Her headache had lessened from when she first awoke, or had at least decided to find its rightful place in the queue of ‘Things really wrong with Laura’s world.’ Either way, she only noticed the occasion deep throb now. Whatever she had been hit with had been very hard and very heavy. That’s all she could remember thinking in the fraction of a second between leaning over the kitchen sink to look at the unfamiliar car in the driveway and waking up in pain and a pool of blood. She had woken up instantly but hadn’t moved; opening her eyes slowly and only the tiniest bit, already somehow aware that something was deeply wrong. She still wasn’t sure how she’d managed that little bit of guile.

I need to think of a wa—

The harsh trill of the wall phone erupted, shattering the silence that the small kitchen had been awash in. Laura winced at the sound of the phone coming to life as a swift but enormous lightning storm flooded her mind, the pain driving away all thought.
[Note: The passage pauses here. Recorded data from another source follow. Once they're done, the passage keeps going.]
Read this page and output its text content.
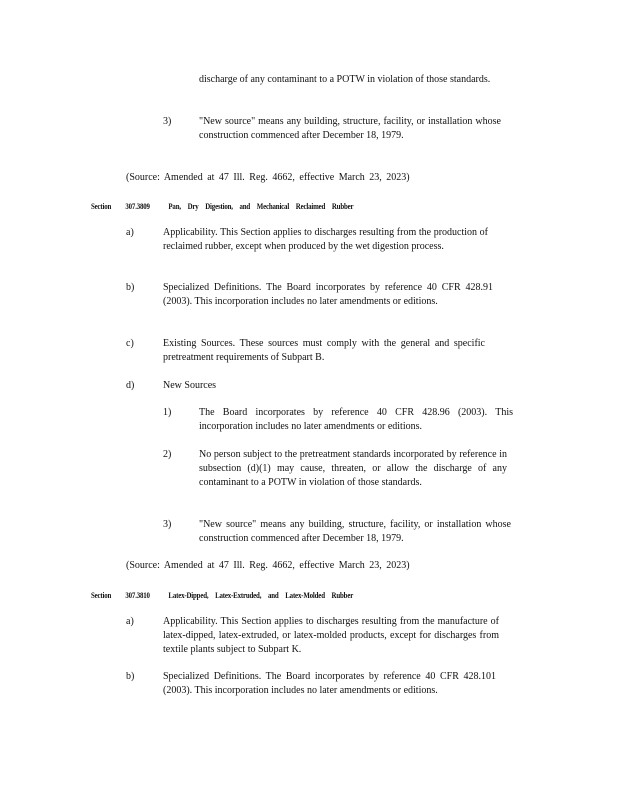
discharge of any contaminant to a POTW in violation of those standards.
3)	"New source" means any building, structure, facility, or installation whose construction commenced after December 18, 1979.
(Source: Amended at 47 Ill. Reg. 4662, effective March 23, 2023)
Section 307.3809 Pan, Dry Digestion, and Mechanical Reclaimed Rubber
a)	Applicability. This Section applies to discharges resulting from the production of reclaimed rubber, except when produced by the wet digestion process.
b)	Specialized Definitions. The Board incorporates by reference 40 CFR 428.91 (2003). This incorporation includes no later amendments or editions.
c)	Existing Sources. These sources must comply with the general and specific pretreatment requirements of Subpart B.
d)	New Sources
1)	The Board incorporates by reference 40 CFR 428.96 (2003). This incorporation includes no later amendments or editions.
2)	No person subject to the pretreatment standards incorporated by reference in subsection (d)(1) may cause, threaten, or allow the discharge of any contaminant to a POTW in violation of those standards.
3)	"New source" means any building, structure, facility, or installation whose construction commenced after December 18, 1979.
(Source: Amended at 47 Ill. Reg. 4662, effective March 23, 2023)
Section 307.3810 Latex-Dipped, Latex-Extruded, and Latex-Molded Rubber
a)	Applicability. This Section applies to discharges resulting from the manufacture of latex-dipped, latex-extruded, or latex-molded products, except for discharges from textile plants subject to Subpart K.
b)	Specialized Definitions. The Board incorporates by reference 40 CFR 428.101 (2003). This incorporation includes no later amendments or editions.
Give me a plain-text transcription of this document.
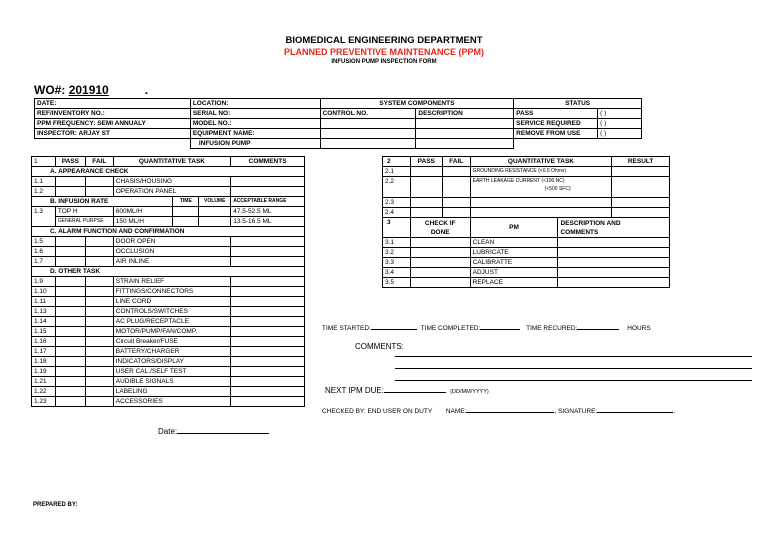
BIOMEDICAL ENGINEERING DEPARTMENT
PLANNED PREVENTIVE MAINTENANCE (PPM)
INFUSION PUMP INSPECTION FORM
WO#: 201910	.
DATE:	LOCATION:	SYSTEM COMPONENTS		STATUS	
REF/INVENTORY NO.:	SERIAL NO:	CONTROL NO.	DESCRIPTION	PASS	( )
PPM FREQUENCY: SEMI ANNUALY	MODEL NO.:			SERVICE REQUIRED	( )
INSPECTOR: ARJAY ST	EQUIPMENT NAME:			REMOVE FROM USE	( )
	INFUSION PUMP				
1	PASS	FAIL	QUANTITATIVE TASK			COMMENTS
A. APPEARANCE CHECK						
1.1			CHASIS/HOUSING			
1.2			OPERATION PANEL			
B. INFUSION RATE				TIME	VOLUME	ACCEPTABLE RANGE
1.3	TOP H		600ML/H			47.5-52.5 ML
	GENERAL PURPSE		150 ML/H			13.5-16.5 ML
C. ALARM FUNCTION AND CONFIRMATION						
1.5			DOOR OPEN			
1.6			OCCLUSION			
1.7			AIR INLINE			
D. OTHER TASK						
1.9			STRAIN RELIEF			
1.10			FITTINGS/CONNECTORS			
1.11			LINE CORD			
1.13			CONTROLS/SWITCHES			
1.14			AC PLUG/RECEPTACLE			
1.15			MOTOR/PUMP/FAN/COMP.			
1.16			Circuit Breaker/FUSE			
1.17			BATTERY/CHARGER			
1.18			INDICATORS/DISPLAY			
1.19			USER CAL./SELF TEST			
1.21			AUDIBLE SIGNALS			
1.22			LABELING			
1.23			ACCESSORIES			
Date:
2	PASS	FAIL	QUANTITATIVE TASK		RESULT
2.1			GROUNDING RESISTANCE (<0.5 Ohms)		
2.2			EARTH LEAKAGE CURRENT (<100 NC)
(<500 SFC)		
2.3					
2.4					
3	CHECK IF
DONE		PM	DESCRIPTION AND
COMMENTS	
3.1			CLEAN		
3.2			LUBRICATE		
3.3			CALIBRATTE		
3.4			ADJUST		
3.5			REPLACE		
TIME STARTED:	TIME COMPLETED:	TIME RECURED:	HOURS
COMMENTS:
NEXT IPM DUE:	(DD/MM/YYYY)
CHECKED BY: END USER ON DUTY NAME:	, SIGNATURE:	.
PREPARED BY:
Explosive white flooded her vision before fading back to a dull yellow and finally the muted color of the kitchen floor and rectangle of sunlight again. Why was it so loud? The phone rang again, barely audible to her now; her headache back with a vengeance.

The sitting man pushed the table away with one thick arm, causing it to rasp across the floor noisily and smash into the small hutch sitting there. Glass tinkled to the floor under the table. He stood up and with a single stride, stepped out of Laura’s narrow field of vision. A second later the ringing stopped.